The measure of a firm’s profit in a given year that excludes income tax expenses and interest in accounting and finance is widely known as EBIT or Earnings before Interest and Taxes.

For those not conversant with accounting lingo: generally, EBIT is the difference between operating revenues and operating expenses. In the same vein, EBIT is all profits before taking into consideration interest payments and income taxes. When an entity does not have non-operating income, then operating income is used for EBIT and operating profit. EBIT is also referred to as ‘Operating Earnings’, ’Operating Profit’, or ‘Operating Income’.

Earnings before Interest and Taxes has a simple formula when computing or calculating:

_          EBIT = Revenue – Operating Expenses (OPEX) + Non-Operating Income

While the Operating Income is got by subtracting Operating expenses from the Revenue realized. That is:

_          Operating income = Revenue – Operating Expenses (OPEX)

To compute EBIT, expenses e.g. cost of goods that are sold, and any administrative expenses are also factored in then subtracted from revenue.
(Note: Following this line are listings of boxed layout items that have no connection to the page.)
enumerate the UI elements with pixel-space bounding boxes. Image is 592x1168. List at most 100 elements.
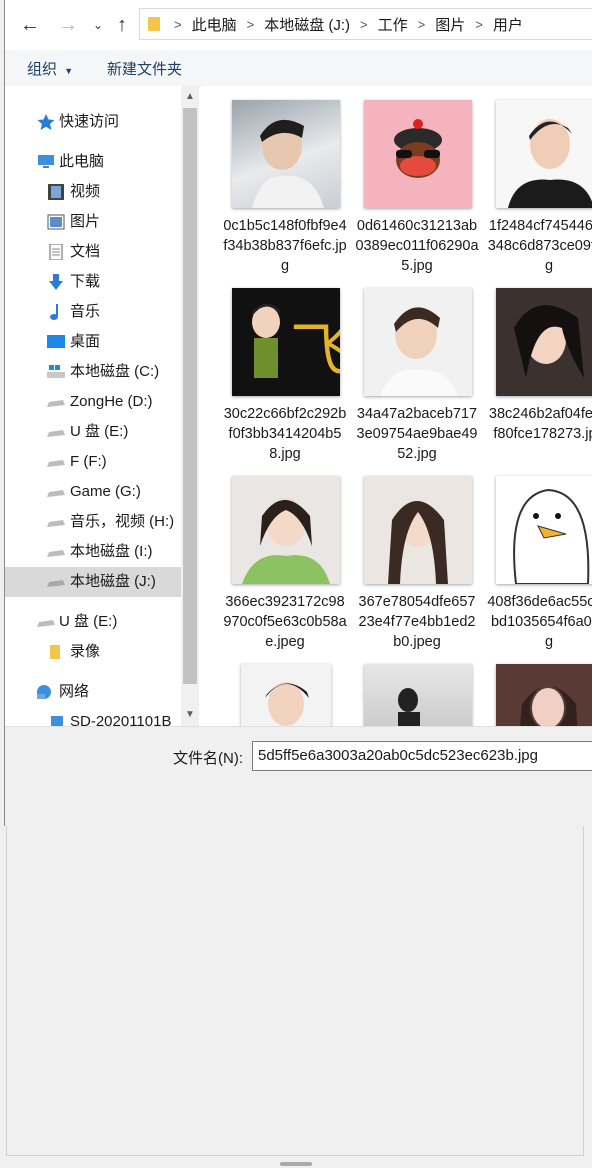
back-arrow-icon[interactable]: ← <box>17 12 43 38</box>
resize-handle[interactable] <box>280 1162 312 1166</box>
picture-icon <box>47 214 65 230</box>
new-folder-button[interactable]: 新建文件夹 <box>107 58 182 79</box>
nav-item-usb-e[interactable]: U 盘 (E:) <box>5 607 183 637</box>
file-tile[interactable] <box>355 650 479 726</box>
file-name: 408f36de6ac55c70bd1035654f6a0.jpg <box>487 594 592 650</box>
recent-locations-chevron-icon[interactable]: ⌄ <box>85 12 111 38</box>
video-icon <box>48 184 64 200</box>
organize-label: 组织 <box>27 61 58 78</box>
nav-label: U 盘 (E:) <box>70 423 129 440</box>
nav-item-pictures[interactable]: 图片 <box>5 207 183 237</box>
nav-label: 网络 <box>59 683 90 700</box>
nav-scrollbar[interactable]: ▲ ▼ <box>181 86 199 726</box>
document-icon <box>49 244 63 260</box>
music-note-icon <box>50 304 58 320</box>
nav-item-drive-j[interactable]: 本地磁盘 (J:) <box>5 567 183 597</box>
nav-label: 音乐，视频 (H:) <box>70 513 175 530</box>
background-window <box>6 826 584 1156</box>
nav-label: 文档 <box>70 243 101 260</box>
usb-drive-icon <box>47 430 65 437</box>
nav-item-recordings[interactable]: 录像 <box>5 637 183 667</box>
breadcrumb-separator-icon: > <box>475 16 483 32</box>
hard-drive-icon <box>47 400 65 407</box>
nav-item-documents[interactable]: 文档 <box>5 237 183 267</box>
file-tile[interactable]: 0d61460c31213ab0389ec011f06290a5.jpg <box>355 86 479 274</box>
file-tile[interactable]: 1f2484cf74544635348c6d873ce09f.jpg <box>487 86 592 274</box>
nav-label: SD-20201101B <box>70 713 172 726</box>
file-name: 367e78054dfe65723e4f77e4bb1ed2b0.jpeg <box>358 594 476 650</box>
nav-label: 桌面 <box>70 333 101 350</box>
breadcrumb-pictures[interactable]: 图片 <box>431 14 469 35</box>
network-icon <box>37 685 51 699</box>
scroll-up-arrow-icon[interactable]: ▲ <box>181 88 199 106</box>
image-thumbnail <box>241 664 331 726</box>
breadcrumb-separator-icon: > <box>246 16 255 32</box>
file-tile[interactable]: 408f36de6ac55c70bd1035654f6a0.jpg <box>487 462 592 650</box>
hard-drive-icon <box>47 460 65 467</box>
image-thumbnail <box>496 100 592 208</box>
nav-label: 音乐 <box>70 303 101 320</box>
image-thumbnail: 飞 <box>232 288 340 396</box>
breadcrumb-this-pc[interactable]: 此电脑 <box>188 14 241 35</box>
nav-item-desktop[interactable]: 桌面 <box>5 327 183 357</box>
breadcrumb-separator-icon: > <box>417 16 426 32</box>
scroll-down-arrow-icon[interactable]: ▼ <box>181 706 199 724</box>
download-arrow-icon <box>49 274 63 290</box>
nav-item-drive-d[interactable]: ZongHe (D:) <box>5 387 183 417</box>
nav-item-music[interactable]: 音乐 <box>5 297 183 327</box>
image-thumbnail <box>364 288 472 396</box>
breadcrumb-separator-icon: > <box>360 16 368 32</box>
address-bar[interactable]: > 此电脑 > 本地磁盘 (J:) > 工作 > 图片 > 用户 <box>139 8 592 40</box>
file-tile[interactable]: 367e78054dfe65723e4f77e4bb1ed2b0.jpeg <box>355 462 479 650</box>
nav-label: Game (G:) <box>70 483 141 500</box>
file-name: 0d61460c31213ab0389ec011f06290a5.jpg <box>355 218 479 274</box>
file-tile[interactable]: 366ec3923172c98970c0f5e63c0b58ae.jpeg <box>223 462 347 650</box>
file-tile[interactable] <box>223 650 347 726</box>
file-name: 366ec3923172c98970c0f5e63c0b58ae.jpeg <box>223 594 347 650</box>
file-tile[interactable]: 0c1b5c148f0fbf9e4f34b38b837f6efc.jpg <box>223 86 347 274</box>
breadcrumb-users[interactable]: 用户 <box>489 14 527 35</box>
filename-label: 文件名(N): <box>173 750 243 767</box>
nav-item-drive-e[interactable]: U 盘 (E:) <box>5 417 183 447</box>
nav-item-network[interactable]: 网络 <box>5 677 183 707</box>
image-thumbnail <box>232 476 340 584</box>
nav-label: ZongHe (D:) <box>70 393 153 410</box>
scrollbar-thumb[interactable] <box>183 108 197 684</box>
folder-icon <box>50 645 60 659</box>
hard-drive-icon <box>47 580 65 587</box>
nav-label: 录像 <box>70 643 101 660</box>
folder-icon <box>148 17 160 31</box>
file-tile[interactable]: 飞 30c22c66bf2c292bf0f3bb3414204b58.jpg <box>223 274 347 462</box>
command-bar: 组织 ▼ 新建文件夹 <box>5 50 592 87</box>
nav-label: 快速访问 <box>59 113 120 130</box>
nav-label: 下载 <box>70 273 101 290</box>
nav-item-this-pc[interactable]: 此电脑 <box>5 147 183 177</box>
file-name: 38c246b2af04fe93f80fce178273.jpg <box>488 406 592 442</box>
nav-item-videos[interactable]: 视频 <box>5 177 183 207</box>
breadcrumb-drive-j[interactable]: 本地磁盘 (J:) <box>260 14 354 35</box>
navigation-pane: 快速访问 此电脑 视频 图片 文档 下载 音乐 桌面 本地磁盘 (C:) Zon… <box>5 86 183 726</box>
forward-arrow-icon[interactable]: → <box>55 12 81 38</box>
windows-drive-icon <box>47 365 65 378</box>
file-grid: 0c1b5c148f0fbf9e4f34b38b837f6efc.jpg 0d6… <box>201 86 592 726</box>
nav-item-drive-h[interactable]: 音乐，视频 (H:) <box>5 507 183 537</box>
hard-drive-icon <box>47 520 65 527</box>
nav-item-quick-access[interactable]: 快速访问 <box>5 107 183 137</box>
nav-label: 图片 <box>70 213 101 230</box>
nav-item-drive-g[interactable]: Game (G:) <box>5 477 183 507</box>
nav-item-drive-c[interactable]: 本地磁盘 (C:) <box>5 357 183 387</box>
image-thumbnail <box>364 100 472 208</box>
nav-item-drive-f[interactable]: F (F:) <box>5 447 183 477</box>
nav-label: 视频 <box>70 183 101 200</box>
filename-input[interactable]: 5d5ff5e6a3003a20ab0c5dc523ec623b.jpg <box>252 741 592 771</box>
nav-item-network-computer[interactable]: SD-20201101B <box>5 707 183 726</box>
nav-item-downloads[interactable]: 下载 <box>5 267 183 297</box>
file-name: 0c1b5c148f0fbf9e4f34b38b837f6efc.jpg <box>223 218 347 274</box>
up-arrow-icon[interactable]: ↑ <box>109 12 135 38</box>
breadcrumb-work[interactable]: 工作 <box>374 14 412 35</box>
nav-item-drive-i[interactable]: 本地磁盘 (I:) <box>5 537 183 567</box>
file-tile[interactable]: 34a47a2baceb7173e09754ae9bae4952.jpg <box>355 274 479 462</box>
file-tile[interactable]: 38c246b2af04fe93f80fce178273.jpg <box>487 274 592 454</box>
organize-button[interactable]: 组织 ▼ <box>27 58 73 79</box>
file-tile[interactable] <box>487 650 592 726</box>
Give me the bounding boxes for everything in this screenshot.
The profit is obtained by subtracting the interest and taxes from the outcome.

EBIT is also used across the board by many companies especially in cross-company comparisons as it excludes both taxes and interest expenses saving one the agony of analyzing different company structures and tax rates and thus enabling smooth translation and calculation breakdown of numerical figures that crop up from time to time.

A relevant example of how EBIT is used on a daily basis would be to compute how a professional investor who is contemplating a change to the capital structure of a firm, say, through a leveraged buyout evaluates a firm’s basic earnings potential and then determines the use of debt versus equity (shares) to make an informed choice.

It’s important to note that:

  • EBIT is a non-GAAP measure that represents earnings before income taxes
  • EBIT Margin is a measure of EBIT as a percentage of net sales and
  • EBIT is a precursor for EBITDA (Earnings before interest,  taxes, depreciation and Amortization.

A typical income statement breaks down perfectly how the EBIT was generated. This would include: Revenue (sales revenue); Operating Expenses (cost of goods sold etc.); Operating Income; Net Income.

Earnings before interest and taxes (EBIT) is a vital tool for anyone planning to balance their books professionally and should be known by heart by all Accounting Basics.